The microscope developed by Mr. Belashov, Master student of Department of Photonics and Optical Information, together with his colleagues analyzes refractive indexes. The device operation bases on a standard way of hologram making with the assistance of objective and supporting wave front.
Images of the different parts of a cell can be distinguished because parts of an image with various refractive indexes have different speed of light emission; the next reason is bent wave front. Fusing together both bent wave front and supporting wave front, which is not deformed, results in interference. Thus phase difference affects image intensity. Using special numerical algorithms the researchers process a digitally-generated hologram in order to develop an image, which looks like a thermal image: parts that have different refractive indexes are colored with different colors.
To compare the operation of optical microscope with holographic device the researchers used HeLa cancer cells given by Institute of Cytology (Russian Academy of Science). After scaling up two images (using the same magnification ratio) they came to the point that holographic microscope allows observing more intracellular components. Moreover, refractive index changes under the influence of various factors. It means that the digital holographic microscope can be used not only for analysis of a compound but also heat, chemical and impact on it.
“Our development is not pioneering because lots of scientists focus on holography and interferometry,” noted Mr. Belashov. “However we have upgraded this method. My point is that while analyzing some biological compounds strong laser radiation cannot be applied because it distorts the results of an experiment. One has to use weak radiation but it leads to low quality of an image and provokes noises. We have developed an algorithm, which eliminates noises and at the same time saves space resolution.”
The researchers are going to apply the digital holography for programmed cell-death`s research (PCD).
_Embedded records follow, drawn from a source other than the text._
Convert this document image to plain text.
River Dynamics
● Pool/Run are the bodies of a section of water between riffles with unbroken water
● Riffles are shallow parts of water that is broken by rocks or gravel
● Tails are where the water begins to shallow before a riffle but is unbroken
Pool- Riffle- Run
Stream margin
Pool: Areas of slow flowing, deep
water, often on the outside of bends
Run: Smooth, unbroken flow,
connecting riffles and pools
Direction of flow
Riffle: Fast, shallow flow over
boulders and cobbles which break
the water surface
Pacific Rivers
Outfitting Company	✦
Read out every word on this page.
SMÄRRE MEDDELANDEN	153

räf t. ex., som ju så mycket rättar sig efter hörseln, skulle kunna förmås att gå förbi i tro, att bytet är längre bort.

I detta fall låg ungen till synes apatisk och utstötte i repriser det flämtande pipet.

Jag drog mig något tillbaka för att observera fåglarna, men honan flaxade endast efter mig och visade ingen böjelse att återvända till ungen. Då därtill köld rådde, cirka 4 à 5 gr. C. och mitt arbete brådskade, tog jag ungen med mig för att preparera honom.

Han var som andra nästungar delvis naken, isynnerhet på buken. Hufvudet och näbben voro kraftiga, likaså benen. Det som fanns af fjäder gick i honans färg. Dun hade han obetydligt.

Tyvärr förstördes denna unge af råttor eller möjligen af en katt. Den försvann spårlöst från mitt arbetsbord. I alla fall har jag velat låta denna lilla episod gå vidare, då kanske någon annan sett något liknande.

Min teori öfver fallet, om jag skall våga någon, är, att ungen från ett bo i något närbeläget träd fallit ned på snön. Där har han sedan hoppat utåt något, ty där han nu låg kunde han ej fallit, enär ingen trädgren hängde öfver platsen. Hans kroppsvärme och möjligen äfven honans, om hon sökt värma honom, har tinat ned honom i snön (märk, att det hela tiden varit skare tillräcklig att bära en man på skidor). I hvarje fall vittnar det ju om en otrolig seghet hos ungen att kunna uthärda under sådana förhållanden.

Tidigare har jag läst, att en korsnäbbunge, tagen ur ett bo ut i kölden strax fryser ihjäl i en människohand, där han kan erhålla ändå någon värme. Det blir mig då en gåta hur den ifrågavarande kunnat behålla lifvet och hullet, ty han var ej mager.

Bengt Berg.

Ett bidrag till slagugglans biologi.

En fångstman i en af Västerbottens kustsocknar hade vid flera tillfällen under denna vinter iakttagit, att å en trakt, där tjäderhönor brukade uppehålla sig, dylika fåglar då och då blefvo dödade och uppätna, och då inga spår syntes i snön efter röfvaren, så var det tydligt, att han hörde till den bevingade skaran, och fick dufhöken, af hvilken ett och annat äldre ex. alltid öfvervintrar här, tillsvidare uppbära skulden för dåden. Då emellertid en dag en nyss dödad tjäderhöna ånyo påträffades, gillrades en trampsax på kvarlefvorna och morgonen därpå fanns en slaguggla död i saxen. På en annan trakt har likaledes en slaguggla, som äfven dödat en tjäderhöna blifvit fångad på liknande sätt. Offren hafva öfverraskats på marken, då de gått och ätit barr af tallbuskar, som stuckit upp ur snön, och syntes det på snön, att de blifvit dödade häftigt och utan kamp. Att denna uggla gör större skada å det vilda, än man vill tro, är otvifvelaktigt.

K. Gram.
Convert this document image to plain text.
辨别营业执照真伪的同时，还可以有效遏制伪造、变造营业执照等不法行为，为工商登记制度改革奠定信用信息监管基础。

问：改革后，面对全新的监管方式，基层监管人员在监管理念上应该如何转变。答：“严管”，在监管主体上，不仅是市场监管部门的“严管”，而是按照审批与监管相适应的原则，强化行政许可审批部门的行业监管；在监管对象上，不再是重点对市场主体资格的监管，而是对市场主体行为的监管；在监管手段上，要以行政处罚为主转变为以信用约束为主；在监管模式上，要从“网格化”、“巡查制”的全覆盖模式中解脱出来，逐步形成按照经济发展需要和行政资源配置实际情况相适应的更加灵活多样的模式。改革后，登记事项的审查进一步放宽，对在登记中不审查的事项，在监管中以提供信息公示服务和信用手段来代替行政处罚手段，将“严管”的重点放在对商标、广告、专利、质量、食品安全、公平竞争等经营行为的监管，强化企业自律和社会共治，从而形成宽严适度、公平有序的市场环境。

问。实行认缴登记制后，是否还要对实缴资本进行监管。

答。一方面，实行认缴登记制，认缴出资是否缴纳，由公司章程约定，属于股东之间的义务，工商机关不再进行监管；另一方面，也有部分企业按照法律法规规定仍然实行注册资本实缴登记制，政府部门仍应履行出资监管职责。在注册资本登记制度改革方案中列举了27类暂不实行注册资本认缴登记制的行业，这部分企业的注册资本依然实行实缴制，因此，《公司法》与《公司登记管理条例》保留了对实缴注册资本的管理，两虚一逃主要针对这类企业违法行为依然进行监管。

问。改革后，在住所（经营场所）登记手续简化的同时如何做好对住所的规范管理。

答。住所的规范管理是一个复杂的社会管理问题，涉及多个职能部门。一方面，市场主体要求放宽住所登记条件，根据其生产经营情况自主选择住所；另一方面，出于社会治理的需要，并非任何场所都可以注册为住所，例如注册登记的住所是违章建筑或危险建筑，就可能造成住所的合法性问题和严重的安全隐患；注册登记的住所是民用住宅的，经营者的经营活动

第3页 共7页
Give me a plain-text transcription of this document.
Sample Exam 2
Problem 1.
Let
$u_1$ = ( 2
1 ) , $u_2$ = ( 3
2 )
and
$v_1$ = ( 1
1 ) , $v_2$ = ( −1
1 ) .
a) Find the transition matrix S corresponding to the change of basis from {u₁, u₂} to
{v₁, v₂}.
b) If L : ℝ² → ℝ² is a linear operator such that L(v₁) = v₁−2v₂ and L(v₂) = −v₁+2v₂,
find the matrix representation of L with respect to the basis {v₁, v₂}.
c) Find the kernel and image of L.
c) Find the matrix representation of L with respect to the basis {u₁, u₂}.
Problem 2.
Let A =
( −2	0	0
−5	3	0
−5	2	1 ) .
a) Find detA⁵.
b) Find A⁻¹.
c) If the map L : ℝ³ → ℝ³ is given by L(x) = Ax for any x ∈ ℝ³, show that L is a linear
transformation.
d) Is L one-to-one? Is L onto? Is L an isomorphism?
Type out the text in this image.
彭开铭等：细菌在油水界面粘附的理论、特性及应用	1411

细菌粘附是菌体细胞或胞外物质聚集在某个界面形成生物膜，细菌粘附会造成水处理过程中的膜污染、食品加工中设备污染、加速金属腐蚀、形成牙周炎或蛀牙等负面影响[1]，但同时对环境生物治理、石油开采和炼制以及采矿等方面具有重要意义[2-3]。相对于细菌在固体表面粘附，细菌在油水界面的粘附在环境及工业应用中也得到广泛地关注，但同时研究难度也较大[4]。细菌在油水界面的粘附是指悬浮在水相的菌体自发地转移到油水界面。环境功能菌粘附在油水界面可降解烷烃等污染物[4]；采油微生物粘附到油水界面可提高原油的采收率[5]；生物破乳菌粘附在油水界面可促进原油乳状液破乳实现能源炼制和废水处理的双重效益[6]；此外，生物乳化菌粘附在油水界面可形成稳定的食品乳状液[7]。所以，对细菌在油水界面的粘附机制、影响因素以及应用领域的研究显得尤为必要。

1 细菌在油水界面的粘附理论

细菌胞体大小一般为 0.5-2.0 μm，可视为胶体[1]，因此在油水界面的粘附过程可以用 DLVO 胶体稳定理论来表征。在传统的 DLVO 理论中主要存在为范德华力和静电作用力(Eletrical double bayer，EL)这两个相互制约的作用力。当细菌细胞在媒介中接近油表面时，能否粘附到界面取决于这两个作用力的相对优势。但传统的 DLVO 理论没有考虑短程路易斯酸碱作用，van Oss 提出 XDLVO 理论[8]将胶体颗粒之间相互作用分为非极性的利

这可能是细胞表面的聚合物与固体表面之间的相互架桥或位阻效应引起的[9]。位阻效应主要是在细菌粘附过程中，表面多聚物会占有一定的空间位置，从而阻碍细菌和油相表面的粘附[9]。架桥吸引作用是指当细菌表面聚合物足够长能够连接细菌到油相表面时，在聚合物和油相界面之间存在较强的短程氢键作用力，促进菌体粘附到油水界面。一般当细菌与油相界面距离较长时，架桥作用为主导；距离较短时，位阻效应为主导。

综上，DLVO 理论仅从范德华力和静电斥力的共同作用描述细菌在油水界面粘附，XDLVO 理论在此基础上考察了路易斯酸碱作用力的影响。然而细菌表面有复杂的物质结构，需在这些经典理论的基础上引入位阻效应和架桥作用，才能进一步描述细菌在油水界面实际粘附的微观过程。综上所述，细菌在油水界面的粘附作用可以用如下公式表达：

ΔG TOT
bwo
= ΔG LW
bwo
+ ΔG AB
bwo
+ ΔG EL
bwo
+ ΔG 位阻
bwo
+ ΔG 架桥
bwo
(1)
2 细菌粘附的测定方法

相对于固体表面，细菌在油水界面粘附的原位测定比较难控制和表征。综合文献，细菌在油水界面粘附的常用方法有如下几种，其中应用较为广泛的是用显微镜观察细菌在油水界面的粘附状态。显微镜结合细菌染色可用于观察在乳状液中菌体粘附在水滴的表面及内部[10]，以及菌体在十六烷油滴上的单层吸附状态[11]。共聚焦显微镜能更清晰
Radiating a cell with rays that have specific wavelength provokes excited state of oxygen molecule, which is called singlet oxygen. It is used as an alternative to chemotherapy. That is why the research of singlet oxygen` mechanisms affecting intracellular components is very important for modern science. However researchers meet the following problem: it is very difficult to detect singlet oxygen using common optical methods. Nevertheless, the interaction between cellular environment and singlet oxygen results in thermal radiation, which affects refractive index changing. Thus the researchers offer to apply the digital holographic microscope for detecting this change.
The development invented by young researchers was awarded with a grant of “UMNIK” National Innovation Competition. The researchers were given 400, 000 rubles for development and upgrading the device. Mr. Belashov said that he planned to prepare his device for commercial distribution.
“First of all we need to test the microscope by providing an experiment with living cell behavior under the influence of heating and pressure. However results of this research are unpredictable. The device is likely to be upgraded. Furthermore, it was designed for experts only; thus we are also going to make it portable, ergonomic and suitable for biologists and physicians,” noted Andrey Belashov.